BUTTERWORTH: First, it was G. Dharshana. Now, it’s V. Suria.
All the 13-year-old wants is to go to school. He even has his school uniform ready. But he has not been able to do so although the new term started on Jan 2.
He has been listed as a non-citizen in his birth certificate because his late mother was an Indonesian.
He needs to get a temporary permit from the Education Department to go to school and the permit has not been issued yet.
“My friends are always telling me about what they had learnt and their activities in school, but I can only imagine it from home,” said Suria, who has enrolled in SMK Mak Mandin
“They are also always asking me if I will return to school. I tell them I do not know. Sometimes they make fun of me and say I’m a foreigner.”
He had his primary education at SJK (T) Mak Mandin with half-yearly permits from the Education Ministry. This year the permit has not been issued.
His two sisters V. Agilandaiswary, 12, and V. Thuranayagi, 11, who have been enrolled in the same school, are also facing the same predicament.
Their father, part-time electrician M. Vangadeswaran, 45, said that although he is a Malaysian citizen, his children’s birth certificates stated them as non-citizen because his name was not listed on the certificate.
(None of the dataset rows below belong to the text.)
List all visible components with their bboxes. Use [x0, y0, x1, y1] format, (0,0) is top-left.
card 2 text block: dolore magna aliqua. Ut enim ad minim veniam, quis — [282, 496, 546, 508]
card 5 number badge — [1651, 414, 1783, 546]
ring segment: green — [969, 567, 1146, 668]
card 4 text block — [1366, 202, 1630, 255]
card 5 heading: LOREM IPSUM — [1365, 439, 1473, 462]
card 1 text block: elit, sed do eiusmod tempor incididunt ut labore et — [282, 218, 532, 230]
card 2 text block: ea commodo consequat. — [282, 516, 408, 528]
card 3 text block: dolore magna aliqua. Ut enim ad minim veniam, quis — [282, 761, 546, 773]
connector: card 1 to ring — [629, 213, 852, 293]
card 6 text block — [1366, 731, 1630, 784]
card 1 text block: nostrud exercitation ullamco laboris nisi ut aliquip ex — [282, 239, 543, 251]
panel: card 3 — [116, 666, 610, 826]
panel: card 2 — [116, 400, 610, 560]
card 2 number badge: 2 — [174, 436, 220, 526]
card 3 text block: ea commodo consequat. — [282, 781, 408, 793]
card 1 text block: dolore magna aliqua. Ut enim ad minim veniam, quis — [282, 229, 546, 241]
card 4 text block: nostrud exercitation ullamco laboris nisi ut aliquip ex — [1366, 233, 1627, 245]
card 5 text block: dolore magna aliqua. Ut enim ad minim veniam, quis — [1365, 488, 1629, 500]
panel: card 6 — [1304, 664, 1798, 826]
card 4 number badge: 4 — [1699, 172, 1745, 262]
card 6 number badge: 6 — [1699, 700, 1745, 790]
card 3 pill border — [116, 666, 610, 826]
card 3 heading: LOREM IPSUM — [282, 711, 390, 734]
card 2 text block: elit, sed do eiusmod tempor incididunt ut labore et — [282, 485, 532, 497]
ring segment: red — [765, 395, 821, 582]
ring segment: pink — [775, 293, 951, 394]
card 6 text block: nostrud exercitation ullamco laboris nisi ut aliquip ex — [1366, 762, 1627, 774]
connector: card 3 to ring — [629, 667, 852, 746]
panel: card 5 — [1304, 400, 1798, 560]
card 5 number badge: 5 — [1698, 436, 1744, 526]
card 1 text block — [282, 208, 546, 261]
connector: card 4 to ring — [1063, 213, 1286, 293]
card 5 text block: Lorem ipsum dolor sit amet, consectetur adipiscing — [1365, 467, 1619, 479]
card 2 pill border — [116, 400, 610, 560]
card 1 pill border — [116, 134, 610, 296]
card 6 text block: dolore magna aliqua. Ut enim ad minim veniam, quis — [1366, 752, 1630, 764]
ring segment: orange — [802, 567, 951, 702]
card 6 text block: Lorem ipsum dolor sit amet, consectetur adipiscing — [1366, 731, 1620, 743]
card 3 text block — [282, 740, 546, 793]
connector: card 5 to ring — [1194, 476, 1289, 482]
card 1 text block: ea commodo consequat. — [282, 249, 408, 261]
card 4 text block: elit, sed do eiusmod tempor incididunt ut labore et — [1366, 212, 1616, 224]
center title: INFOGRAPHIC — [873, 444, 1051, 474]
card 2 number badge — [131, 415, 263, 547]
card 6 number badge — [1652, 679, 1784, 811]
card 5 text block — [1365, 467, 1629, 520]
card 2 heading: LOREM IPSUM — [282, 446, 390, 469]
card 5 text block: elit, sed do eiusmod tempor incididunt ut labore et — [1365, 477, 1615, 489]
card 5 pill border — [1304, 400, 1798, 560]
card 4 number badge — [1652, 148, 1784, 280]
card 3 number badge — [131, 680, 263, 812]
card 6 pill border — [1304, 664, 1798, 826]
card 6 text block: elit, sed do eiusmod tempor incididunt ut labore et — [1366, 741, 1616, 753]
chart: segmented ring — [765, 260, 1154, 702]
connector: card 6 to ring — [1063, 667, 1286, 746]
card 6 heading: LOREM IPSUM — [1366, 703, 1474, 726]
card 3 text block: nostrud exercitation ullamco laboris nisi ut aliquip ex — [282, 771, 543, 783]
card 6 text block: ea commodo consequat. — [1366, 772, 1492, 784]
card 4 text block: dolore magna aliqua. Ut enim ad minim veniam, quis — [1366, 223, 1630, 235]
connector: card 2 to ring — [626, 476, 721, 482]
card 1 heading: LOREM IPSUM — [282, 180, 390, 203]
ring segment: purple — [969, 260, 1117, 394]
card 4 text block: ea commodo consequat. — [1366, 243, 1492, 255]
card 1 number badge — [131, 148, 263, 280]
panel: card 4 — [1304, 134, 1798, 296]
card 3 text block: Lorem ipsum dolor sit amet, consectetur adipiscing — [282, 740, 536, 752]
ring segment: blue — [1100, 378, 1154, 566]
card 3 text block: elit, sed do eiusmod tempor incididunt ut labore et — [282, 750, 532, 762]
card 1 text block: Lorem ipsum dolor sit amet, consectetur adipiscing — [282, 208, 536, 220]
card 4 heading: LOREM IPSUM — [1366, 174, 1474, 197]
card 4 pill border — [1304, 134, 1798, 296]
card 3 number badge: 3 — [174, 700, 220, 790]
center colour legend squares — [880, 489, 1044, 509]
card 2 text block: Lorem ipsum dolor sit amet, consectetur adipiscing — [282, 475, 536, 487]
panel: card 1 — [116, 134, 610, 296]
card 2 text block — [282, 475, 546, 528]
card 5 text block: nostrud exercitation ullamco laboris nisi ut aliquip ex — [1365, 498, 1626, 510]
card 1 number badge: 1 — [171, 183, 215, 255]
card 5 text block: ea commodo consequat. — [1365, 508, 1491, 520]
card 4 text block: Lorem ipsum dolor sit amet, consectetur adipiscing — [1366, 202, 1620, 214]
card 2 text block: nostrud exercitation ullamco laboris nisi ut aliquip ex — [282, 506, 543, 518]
“My late wife was a Hindu from Bali. She is of Indian-Chinese parentage. She died in a road accident in 2011.
“Without a valid birth certificate, a MyKid or MyKad to prove their citizenship, the three need to apply for a permit every six months to attend school.
“They have to miss part of the school term as they have to wait up to a month or even six months for the permits to be issued,” said Vangadeswaran at his house in Ampang Jajar here yesterday.
He said he and his children underwent a DNA test in 2016 which showed he is their biological father.
“I’m awaiting a court decision granting them citizenship,” he said.
“I hope someone can resolve my plight so my children can attend school like other children,” he said.
Batu Uban assemblyman Dr T. Jayabalan, who visited the family, said children should not suffer because of red tape.
“Although their father is a citizen, they still don’t have access to education. This causes unnecessary stress on the family,” he said.
Meanwhile, more cases of stateless children who have been barred from schooling have come to light.
On Thursday, seven children gathered at Penang Education Department in Jalan Bukit Gambir with their parents to seek permission for their schooling but were told to get passports to be enrolled.
The children, aged between seven and 12, were born in Malaysia, with at least one of their parents being a Malaysian.
Penang Education Department deputy director Mohd Jamil Mohamed said Vangadeswaran did not submit all the required documents.